In a study published in Nature Microbiology, the team pinpointed a three-gene system called LypABC that controls when bacterial cells break open. Using deep sequencing screening on the model bacterium Caulobacter crescentus, they found that deleting these genes prevented cell rupture entirely. Overactivating the same system triggered mass lysis.
The surprise lay in what LypABC actually is. The protein components closely resemble a bacterial anti-phage immune system, the kind bacteria normally deploy to defend against viral invaders. Somehow, bacteria have repurposed this ancient defense mechanism to facilitate their own destruction and the release of gene-carrying particles.
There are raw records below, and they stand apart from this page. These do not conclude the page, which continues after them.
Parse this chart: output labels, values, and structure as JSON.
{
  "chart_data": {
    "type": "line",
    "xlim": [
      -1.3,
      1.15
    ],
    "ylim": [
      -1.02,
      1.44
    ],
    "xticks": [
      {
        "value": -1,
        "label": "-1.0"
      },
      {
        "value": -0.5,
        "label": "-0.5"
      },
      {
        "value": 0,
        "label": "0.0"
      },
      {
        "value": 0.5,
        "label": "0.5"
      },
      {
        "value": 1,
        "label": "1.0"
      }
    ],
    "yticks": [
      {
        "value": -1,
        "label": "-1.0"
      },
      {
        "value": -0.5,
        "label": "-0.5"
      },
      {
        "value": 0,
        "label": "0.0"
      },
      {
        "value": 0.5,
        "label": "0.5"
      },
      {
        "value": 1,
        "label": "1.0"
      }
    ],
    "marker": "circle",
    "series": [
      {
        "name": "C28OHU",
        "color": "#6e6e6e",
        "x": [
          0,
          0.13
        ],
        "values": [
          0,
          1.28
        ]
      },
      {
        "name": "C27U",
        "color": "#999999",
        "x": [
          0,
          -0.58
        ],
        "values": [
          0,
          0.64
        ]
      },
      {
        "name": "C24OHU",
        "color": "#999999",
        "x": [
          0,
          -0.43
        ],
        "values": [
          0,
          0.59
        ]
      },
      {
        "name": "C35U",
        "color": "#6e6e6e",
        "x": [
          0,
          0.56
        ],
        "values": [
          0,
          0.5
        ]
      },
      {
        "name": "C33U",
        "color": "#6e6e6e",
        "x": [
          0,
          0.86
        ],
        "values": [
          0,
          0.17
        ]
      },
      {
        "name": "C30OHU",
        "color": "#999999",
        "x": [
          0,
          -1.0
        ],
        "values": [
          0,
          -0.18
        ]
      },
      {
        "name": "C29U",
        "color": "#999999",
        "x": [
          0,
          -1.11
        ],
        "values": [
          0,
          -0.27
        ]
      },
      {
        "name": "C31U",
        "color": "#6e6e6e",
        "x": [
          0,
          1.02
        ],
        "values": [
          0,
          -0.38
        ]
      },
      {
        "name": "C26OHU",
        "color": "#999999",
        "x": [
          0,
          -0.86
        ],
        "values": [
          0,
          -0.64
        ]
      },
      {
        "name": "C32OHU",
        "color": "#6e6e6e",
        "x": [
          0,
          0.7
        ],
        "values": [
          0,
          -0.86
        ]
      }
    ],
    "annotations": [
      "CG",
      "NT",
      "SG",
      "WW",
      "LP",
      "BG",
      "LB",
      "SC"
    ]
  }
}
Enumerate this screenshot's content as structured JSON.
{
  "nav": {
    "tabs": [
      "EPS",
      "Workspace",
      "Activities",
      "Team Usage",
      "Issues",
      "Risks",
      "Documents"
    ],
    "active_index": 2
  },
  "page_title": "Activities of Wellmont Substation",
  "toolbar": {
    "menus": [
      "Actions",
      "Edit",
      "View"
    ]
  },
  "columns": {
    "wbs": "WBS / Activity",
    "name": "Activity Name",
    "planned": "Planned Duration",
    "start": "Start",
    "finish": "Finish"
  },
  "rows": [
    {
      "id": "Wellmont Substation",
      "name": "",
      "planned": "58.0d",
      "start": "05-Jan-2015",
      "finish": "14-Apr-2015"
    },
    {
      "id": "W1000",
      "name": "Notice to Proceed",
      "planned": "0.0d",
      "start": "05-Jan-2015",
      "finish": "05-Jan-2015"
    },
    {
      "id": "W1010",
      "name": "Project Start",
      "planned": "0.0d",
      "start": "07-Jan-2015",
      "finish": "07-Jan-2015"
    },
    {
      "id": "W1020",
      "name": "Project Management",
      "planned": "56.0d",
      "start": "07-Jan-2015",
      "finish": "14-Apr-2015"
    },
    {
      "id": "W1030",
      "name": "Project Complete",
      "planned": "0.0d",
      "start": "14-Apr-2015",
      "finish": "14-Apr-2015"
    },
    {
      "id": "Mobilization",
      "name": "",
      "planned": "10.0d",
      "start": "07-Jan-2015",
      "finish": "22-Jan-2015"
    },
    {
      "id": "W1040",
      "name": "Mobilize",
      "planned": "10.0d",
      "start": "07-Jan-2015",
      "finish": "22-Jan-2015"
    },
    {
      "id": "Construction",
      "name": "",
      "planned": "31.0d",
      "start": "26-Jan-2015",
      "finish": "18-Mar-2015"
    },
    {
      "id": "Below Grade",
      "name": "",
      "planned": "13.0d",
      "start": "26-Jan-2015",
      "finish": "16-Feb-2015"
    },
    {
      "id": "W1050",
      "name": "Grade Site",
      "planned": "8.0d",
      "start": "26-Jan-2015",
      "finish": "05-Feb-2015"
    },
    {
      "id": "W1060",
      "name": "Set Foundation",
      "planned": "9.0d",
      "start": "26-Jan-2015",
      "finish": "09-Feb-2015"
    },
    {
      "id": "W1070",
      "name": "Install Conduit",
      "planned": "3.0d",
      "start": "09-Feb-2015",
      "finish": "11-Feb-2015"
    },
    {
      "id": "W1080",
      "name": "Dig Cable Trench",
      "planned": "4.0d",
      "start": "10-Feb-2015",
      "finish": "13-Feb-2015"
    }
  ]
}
"What's particularly interesting is that LypABC looks like an immune system, yet bacteria are using it to release GTA particles," said Dr. Emma Banks, first author of the study and a Royal Commission for the Exhibition of 1851 Research Fellow. "It suggests that immune systems can be repurposed to help bacteria share DNA with each other, a process that can contribute to the spread of antibiotic resistance."
The researchers also discovered a regulatory protein that keeps this system under strict control. That constraint is crucial because uncontrolled activation of LypABC is toxic to bacterial cells. Evolution has apparently calibrated the system so that only the right amount of lysis occurs, releasing GTAs without killing the entire population.
GTAs themselves are derived from ancient viruses that bacteria domesticated long ago. Though they resemble bacteriophages that typically attack bacteria, GTAs have been brought entirely under bacterial control, transformed from invaders into internal tools. When they package DNA and transfer it between cells, useful traits spread rapidly through bacterial populations.
This includes genes that help bacteria survive antibiotics. As resistance becomes endemic across bacterial species globally, understanding how it propagates has become critical. Horizontal gene transfer is one of the fastest pathways for spreading resistance genes, turning treatable infections into therapeutic dead ends.
The work was conducted in collaboration with the University of York and the Rowland Institute at Harvard. The next phase will focus on how the LypABC system gets activated and the precise mechanics of how it triggers cell rupture to release GTAs.
Author Jessica Williams: "Bacteria weaponizing their own immune systems to spread antibiotic resistance is the kind of elegant-and-terrible evolutionary trick that keeps public health officials up at night."